Untargeted metabolomic analysis

To characterize the metabolites in hippocampus, UPLC-MS/MS analysis was performed on a Vanquish UHPLC System (Thermo Fisher Scientific, USA) equipped with an ACQUITY UPLC HSS T3 column (2.1 × 100 mm, 1.8 μm) (Waters, Milford, MA, USA) and a coupled Q Exactive Focus Orbitrap mass spectrometer (Thermo Fisher Scientific, USA). The column was maintained at 40 ℃ and injection volume was set at 2 µL. For the positive ion mode, the mobile phases consisted of (A) 0.1% (v/v) formic acid aqueous solution and (B) 0.1% formic acid in acetonitrile. For the negative ion mode, the mobile phases consisted of (A) 10 mM ammonium formate aqueous solution and (B) acetonitrile. The gradient was set as follows: 0–1 min, 5% B; 1–9 min, 5%−98% B; 9–10 min, 98% B; 10–10.5 min, 98%−5% B; 10.5–15 min, 5% B. The flow rate of mobile phases was set at 0.3 mL/min. Mass spectrometry data were acquired using full scan accompanied by a data-dependent MS2 mode for precursor and fragment ion detection. Analyses were performed in both positive and negative ionization modes with spray voltages of + 3.50 kV and − 2.50 kV. Scan ranges were set to m/z 100–1000 for MS1 and m/z 50–1000 for MS2.

Metabolites in hippocampus were extracted with a pre-cooled mixed reagent (acetonitrile: methanol: water = 9:4:2). Briefly, frozen tissues were homogenized with the reagent at a ratio of 100 µL per 10 mg of tissue at −20 °C. After standing for 30 min, the mixture was centrifuged at 4 °C and 12, 000 rpm for 15 min, and the supernatant was collected for analysis.

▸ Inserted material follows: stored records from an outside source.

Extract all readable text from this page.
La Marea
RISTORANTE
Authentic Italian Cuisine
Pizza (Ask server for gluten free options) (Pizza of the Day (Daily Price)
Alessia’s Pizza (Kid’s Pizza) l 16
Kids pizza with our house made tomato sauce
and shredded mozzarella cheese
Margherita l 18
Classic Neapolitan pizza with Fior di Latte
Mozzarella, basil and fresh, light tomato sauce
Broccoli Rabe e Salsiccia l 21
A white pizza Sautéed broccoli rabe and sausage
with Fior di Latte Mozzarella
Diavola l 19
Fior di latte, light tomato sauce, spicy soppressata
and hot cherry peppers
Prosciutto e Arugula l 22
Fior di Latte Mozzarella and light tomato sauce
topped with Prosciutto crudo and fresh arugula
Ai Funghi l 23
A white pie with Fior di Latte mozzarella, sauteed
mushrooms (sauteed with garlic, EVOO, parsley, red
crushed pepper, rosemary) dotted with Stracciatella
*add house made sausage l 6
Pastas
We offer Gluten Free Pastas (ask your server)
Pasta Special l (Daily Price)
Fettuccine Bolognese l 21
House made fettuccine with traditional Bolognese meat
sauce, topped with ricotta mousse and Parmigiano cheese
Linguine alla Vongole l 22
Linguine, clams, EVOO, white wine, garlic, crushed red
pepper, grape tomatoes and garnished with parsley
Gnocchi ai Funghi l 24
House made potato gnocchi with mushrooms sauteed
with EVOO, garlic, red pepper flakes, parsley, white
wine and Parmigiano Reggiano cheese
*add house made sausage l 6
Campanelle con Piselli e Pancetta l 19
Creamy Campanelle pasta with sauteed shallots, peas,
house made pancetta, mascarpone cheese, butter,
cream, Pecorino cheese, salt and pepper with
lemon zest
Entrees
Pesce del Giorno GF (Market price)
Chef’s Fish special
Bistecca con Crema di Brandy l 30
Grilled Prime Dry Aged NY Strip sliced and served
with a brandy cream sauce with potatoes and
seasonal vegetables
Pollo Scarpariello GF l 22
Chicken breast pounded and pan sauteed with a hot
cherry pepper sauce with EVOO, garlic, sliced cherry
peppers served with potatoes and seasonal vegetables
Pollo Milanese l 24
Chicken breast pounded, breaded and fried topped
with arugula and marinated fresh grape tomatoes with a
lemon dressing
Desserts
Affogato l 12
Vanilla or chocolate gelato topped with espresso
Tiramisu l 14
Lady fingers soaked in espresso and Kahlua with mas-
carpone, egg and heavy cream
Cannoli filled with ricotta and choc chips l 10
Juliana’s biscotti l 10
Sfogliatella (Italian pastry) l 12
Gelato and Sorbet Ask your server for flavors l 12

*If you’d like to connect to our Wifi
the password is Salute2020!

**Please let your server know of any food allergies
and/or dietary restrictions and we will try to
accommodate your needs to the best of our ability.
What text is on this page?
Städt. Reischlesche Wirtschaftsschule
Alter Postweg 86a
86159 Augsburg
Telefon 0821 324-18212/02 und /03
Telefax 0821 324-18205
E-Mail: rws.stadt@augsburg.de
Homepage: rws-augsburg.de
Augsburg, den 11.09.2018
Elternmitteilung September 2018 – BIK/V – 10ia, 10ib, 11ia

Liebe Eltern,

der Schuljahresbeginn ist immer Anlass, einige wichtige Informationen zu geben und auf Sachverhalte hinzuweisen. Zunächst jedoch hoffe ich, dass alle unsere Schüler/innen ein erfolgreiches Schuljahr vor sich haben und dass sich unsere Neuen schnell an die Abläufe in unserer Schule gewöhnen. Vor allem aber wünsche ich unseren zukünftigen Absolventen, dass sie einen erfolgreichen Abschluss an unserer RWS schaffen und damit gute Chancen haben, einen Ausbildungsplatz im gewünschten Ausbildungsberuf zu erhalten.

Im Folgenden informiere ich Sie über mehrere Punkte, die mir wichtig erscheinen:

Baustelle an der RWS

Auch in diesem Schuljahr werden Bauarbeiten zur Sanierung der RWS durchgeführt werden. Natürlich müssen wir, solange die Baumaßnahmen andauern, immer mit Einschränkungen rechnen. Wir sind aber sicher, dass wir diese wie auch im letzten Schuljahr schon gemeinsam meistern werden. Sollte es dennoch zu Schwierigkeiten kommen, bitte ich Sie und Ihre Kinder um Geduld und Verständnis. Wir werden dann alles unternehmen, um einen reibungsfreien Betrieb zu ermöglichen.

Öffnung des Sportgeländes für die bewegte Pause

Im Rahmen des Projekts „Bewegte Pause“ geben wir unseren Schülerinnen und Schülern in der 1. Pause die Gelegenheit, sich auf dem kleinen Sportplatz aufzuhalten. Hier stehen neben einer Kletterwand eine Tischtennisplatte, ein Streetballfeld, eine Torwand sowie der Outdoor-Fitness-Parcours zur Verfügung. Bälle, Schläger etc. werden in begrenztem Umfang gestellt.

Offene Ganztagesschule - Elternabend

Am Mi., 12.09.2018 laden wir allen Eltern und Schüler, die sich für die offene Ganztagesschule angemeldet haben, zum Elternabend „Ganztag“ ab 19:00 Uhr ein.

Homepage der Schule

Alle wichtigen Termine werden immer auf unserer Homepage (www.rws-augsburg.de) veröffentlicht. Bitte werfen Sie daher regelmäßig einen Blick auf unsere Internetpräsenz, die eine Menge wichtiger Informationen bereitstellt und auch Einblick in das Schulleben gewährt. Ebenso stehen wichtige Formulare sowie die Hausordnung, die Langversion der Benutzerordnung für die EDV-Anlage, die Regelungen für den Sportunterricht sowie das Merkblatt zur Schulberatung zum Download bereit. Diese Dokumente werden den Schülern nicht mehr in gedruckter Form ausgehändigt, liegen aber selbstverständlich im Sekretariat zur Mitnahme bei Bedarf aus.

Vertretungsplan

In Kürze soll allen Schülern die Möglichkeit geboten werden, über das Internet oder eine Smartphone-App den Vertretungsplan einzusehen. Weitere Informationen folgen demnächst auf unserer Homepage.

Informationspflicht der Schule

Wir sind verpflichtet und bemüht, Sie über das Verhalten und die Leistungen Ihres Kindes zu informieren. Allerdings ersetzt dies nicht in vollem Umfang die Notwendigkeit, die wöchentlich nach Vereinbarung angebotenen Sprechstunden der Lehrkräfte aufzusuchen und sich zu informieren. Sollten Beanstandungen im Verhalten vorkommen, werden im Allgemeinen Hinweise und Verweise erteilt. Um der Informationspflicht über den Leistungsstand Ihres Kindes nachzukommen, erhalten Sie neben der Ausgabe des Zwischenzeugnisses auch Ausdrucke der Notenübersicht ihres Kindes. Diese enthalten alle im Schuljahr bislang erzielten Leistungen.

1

Raw data files were converted to mzXML format using MSConvert (https://proteowizard.sourceforge.io/). Subsequent processing for feature detection, retention time correction, and peak alignment was performed using the XCMS package (v3.12.0) in R. Metabolite identification was conducted by matching accurate mass and MS/MS fragmentation patterns against the following databases: HMDB, METLIN, LipidMAPS, KEGG61, and ChEBI.

Real time qPCR

Total RNA was isolated from hippocampus tissue using the RNA-easy Isolation Reagent (Beyotime, Shanghai, China). Subsequently, cDNA was synthesized from 0.5 to 1 µg of total RNA using the HiScript® III RT SuperMix Kit (Vazyme, Nanjing, China). Quantitative real-time PCR (qRT-PCR) was performed using ChamQ SYBR Color qPCR Master Mix (Vazyme) on a StepOnePlus™ Real-Time PCR System (Applied Biosystems, MA, USA). Gene expression levels were normalized to Actin and quantified using the 2-ΔΔCt method. The specific primer sequences used are listed in Table 1.

Table 1 Sequences of primers for RT-qPCR.

Statistical analysis

Statistical analysis was performed with GraphPad Prism 8.0.1 (GraphPad Software, Boston, MA, USA, www.graphpad.com). The Shapiro-Wilk test was used to assess the normality of the data. For data with normal distributions, one-way and two-way ANOVA with Bonferroni’ s post-hoc test was utilized to evaluate differences among more than two groups and adjust for multiple comparisons; otherwise, the Kruskal-Wallis test was applied. The data are presented as Mean ± standard error of mean (SEM), and a P value < 0.05 was considered statistically significant.